David Crockett_ The Lion of the West - Michael Wallis [66]
Another possibility for Polly’s death was a mysterious torment known as milk sickness. Also called “sick stomach,” “puking illness,” and “the slows,” milk sickness followed frontier migration patterns and for a time was rampant in Tennessee.7 It was only many years later, through the advancement of modern medicine, that it was determined that milk sickness was a vegetable poisoning caused by tremetol, an alcohol found in the white snakeroot plant.8 Grazing cattle or deer feeding in the woods ate the plant, and humans acquired the disease by drinking the milk or eating the flesh of affected animals. In a matter of days the victims showed symptoms—abdominal pain, vomiting, extreme constipation, and fatigue. Soon those stricken fell into a stupor, quickly followed by coma and death.
Polly’s death devastated Crockett. He had seen death up close many times during his service in the recent war, but he could not have been prepared to witness the passing of the woman he so dearly loved. “I met with the hardest trial which ever falls to the lot of man,” he later wrote of that sad time. “Death, that cruel leveler of all distinctions…entered my humble cottage, and tore from my children an affectionate good mother, and from me a tender and loving wife.”9
Crockett, never a particularly religious person, did, on occasion, make reference to a higher power. Polly’s death was one of those times. “It was the doing of the Almighty, whose ways are always right, though we sometimes think they fall heavily on us; and as painful as it is even yet the remembrance of her sufferings, and the loss sustained by my little children and myself, yet I have no wish to lift up the voice of complaint.”10
Polly’s corpse was washed and dressed in the best frock she had. David fashioned a coffin, and he dug a grave on a hillside near their homestead at Kentuck.

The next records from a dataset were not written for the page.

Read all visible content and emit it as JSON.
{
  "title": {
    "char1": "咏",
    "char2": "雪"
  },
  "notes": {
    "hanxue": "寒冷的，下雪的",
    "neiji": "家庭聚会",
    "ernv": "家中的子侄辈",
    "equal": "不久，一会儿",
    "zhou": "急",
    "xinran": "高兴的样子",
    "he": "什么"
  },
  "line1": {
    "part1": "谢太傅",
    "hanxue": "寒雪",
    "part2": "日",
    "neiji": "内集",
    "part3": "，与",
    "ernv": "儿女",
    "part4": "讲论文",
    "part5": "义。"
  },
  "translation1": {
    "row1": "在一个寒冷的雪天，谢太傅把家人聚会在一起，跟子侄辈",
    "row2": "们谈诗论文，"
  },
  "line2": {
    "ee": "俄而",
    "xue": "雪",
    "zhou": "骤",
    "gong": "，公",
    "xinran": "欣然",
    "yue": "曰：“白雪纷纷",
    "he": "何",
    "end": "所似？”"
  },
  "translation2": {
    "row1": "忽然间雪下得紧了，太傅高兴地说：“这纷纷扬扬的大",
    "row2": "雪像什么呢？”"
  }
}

He piled some fieldstones to mark the place. For about 140 years only the remnants of that stone cairn indicated the site of Polly’s grave. In 1956, in the wake of the revival of interest in all things Davy Crockett caused by the Walt Disney television shows, the Tennessee Historical Commission, with public donations, erected a granite monument with the inscription:
Polly Finlay [sic] Crockett
Born 1788 in Hamblen County
Married to
David Crockett
Aug. 12, 1806
Mother of
John Wesley Crockett—1807
William Crockett—1809
Margaret Finley Crockett—1812
Died 1815
Almost twenty-nine years old and trying to scratch out a living on a badly neglected farm, Crockett found himself alone with three small children, John Wesley, seven; William, six; and Polly, going on three. It was far from an enviable position, or, as Crockett put it, “my situation was the worst in the world.” He turned to his brother, John, the younger brother David had met near the end of the war when he was on his way home. John had married the former Sally Thomas in Jefferson County in 1812, and by the time Polly died they had moved to Franklin County.11 It is likely that Sally helped nurse and tend to Polly in her final days.
“I couldn’t bear the thought of scattering my children,” wrote Crockett, “and I got my youngest brother, who was also married, and his family to live with me. They took good care of my children as they well could, but yet it wasn’t like the care of a mother.